Former Gallatin County planning director Dale Beland started out by noting that recreational developments come in a number of forms, from designer golf courses surrounded by homes to ski area condominiums and exclusive, "starter castle" subdivisions.
While it's easy for local residents to focus on the negative aspects and unwelcome changes associated with these projects, Beland said, "we need to accept the fact that, when dealing with something as powerful as national and international market demand, there are going to be both positive and negative impacts."
Some Montana residents, for example, view "being discovered" as something akin to having a swarm of affluent locust descend on the state, gobbling up large tracts of open space, increasing traffic, crowding the trails and ski slopes, and driving up land prices before they move on to the next "in-spot."
Nevertheless, there are other aspects to growth that benefit the entire community.
Feury, for example, said Whitefish has issued $300 million worth of building permits in the last six years, including $85 million last year alone.
Moreover, in the decade since his epiphany, Flathead County has added about $2.25 billion in market value.
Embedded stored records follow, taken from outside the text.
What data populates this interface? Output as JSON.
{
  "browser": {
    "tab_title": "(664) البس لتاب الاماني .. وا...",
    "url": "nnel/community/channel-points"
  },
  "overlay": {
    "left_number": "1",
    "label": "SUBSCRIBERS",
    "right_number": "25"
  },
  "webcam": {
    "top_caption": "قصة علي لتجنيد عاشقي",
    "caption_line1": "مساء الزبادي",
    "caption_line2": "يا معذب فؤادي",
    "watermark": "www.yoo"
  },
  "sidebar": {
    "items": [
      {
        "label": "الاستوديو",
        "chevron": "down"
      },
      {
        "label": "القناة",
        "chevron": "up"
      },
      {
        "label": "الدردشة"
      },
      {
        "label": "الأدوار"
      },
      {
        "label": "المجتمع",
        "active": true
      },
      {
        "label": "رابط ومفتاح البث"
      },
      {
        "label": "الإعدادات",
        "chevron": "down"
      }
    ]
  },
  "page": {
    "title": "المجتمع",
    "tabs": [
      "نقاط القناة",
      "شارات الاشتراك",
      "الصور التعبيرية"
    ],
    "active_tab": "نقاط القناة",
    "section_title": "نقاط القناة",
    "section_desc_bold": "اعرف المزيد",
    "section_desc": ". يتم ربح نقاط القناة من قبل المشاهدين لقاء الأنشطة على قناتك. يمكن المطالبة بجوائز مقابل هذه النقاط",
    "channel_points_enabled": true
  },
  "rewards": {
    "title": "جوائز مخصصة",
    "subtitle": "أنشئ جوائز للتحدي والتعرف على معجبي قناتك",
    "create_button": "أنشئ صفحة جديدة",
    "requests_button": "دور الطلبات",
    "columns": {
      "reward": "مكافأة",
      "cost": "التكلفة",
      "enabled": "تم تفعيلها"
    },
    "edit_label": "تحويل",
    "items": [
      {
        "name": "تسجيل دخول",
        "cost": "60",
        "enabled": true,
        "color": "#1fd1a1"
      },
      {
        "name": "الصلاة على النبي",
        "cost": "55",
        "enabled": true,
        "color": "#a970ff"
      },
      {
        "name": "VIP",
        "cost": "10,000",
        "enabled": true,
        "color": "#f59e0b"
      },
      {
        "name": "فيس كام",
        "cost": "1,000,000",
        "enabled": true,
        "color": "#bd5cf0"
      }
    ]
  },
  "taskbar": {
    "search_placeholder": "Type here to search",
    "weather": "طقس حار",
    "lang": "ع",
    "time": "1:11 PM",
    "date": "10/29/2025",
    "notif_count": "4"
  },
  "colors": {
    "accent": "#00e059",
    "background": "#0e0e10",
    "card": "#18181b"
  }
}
The valley's entire economy is being driven by a seemingly endless series of new and larger subdivision developments and retail projects.
"About 64 percent of all employment in the valley is in the development field," said Jerry Nix, a former commercial developer and chairman of the county's Long-Range Planning Task Force.
Pat Donovan, one of the partners in the Iron Horse subdivision in Whitefish, said that development has spent more than $80 million on construction - not including the 52 private homes that have been built to date, each of which cost "well over a million dollars."
The private Iron Horse Golf Course has an annual payroll of about $3.5 million, Donovan said, and the subdivision, which currently has about 103 homes and cabins (about a third of the eventual total), paid $2.6 million in property taxes last year.
"We have six school-age children and [privately maintained] roads," he said. "It's very hard for me to believe that Iron Horse isn't paying its own way."
How to balance the economic benefits of these high-end developments - without losing everything that the residents of Montana hold dear about living here - is something that few other "discovered" communities have successfully resolved.
Nevertheless, most speakers at Friday's seminar seemed to think it was possible.
"In Whitefish, we're trying to build a community that people want to make their home," Feury said. "We need to find opportunities for people to become involved in the community, so they see us as a community first, and not just an investment opportunity."
Broad public participation in the planning process was another key requirement cited by several speakers.
Steve Thompson with the National Parks Conservation Association, for example, commended the recent private-public collaboration that helped craft a neighborhood plan for about 13,000 acres of state school trust land surrounding Whitefish.
"It was a unique and unprecedented plan that will help preserve traditional access to some areas while targeting development on other areas," Thompson said.
Land-use consultant Lisa Horowitz also recommended forming partnerships with developers.
"Developers aren't the bad guys," she said. "They're partners in the build-out of the community. There are 740,000 acres of private land in Flathead County. We aren't going to be able to manage it all just using with zoning and subdivision regulations. We have to partner with developers to achieve our community vision."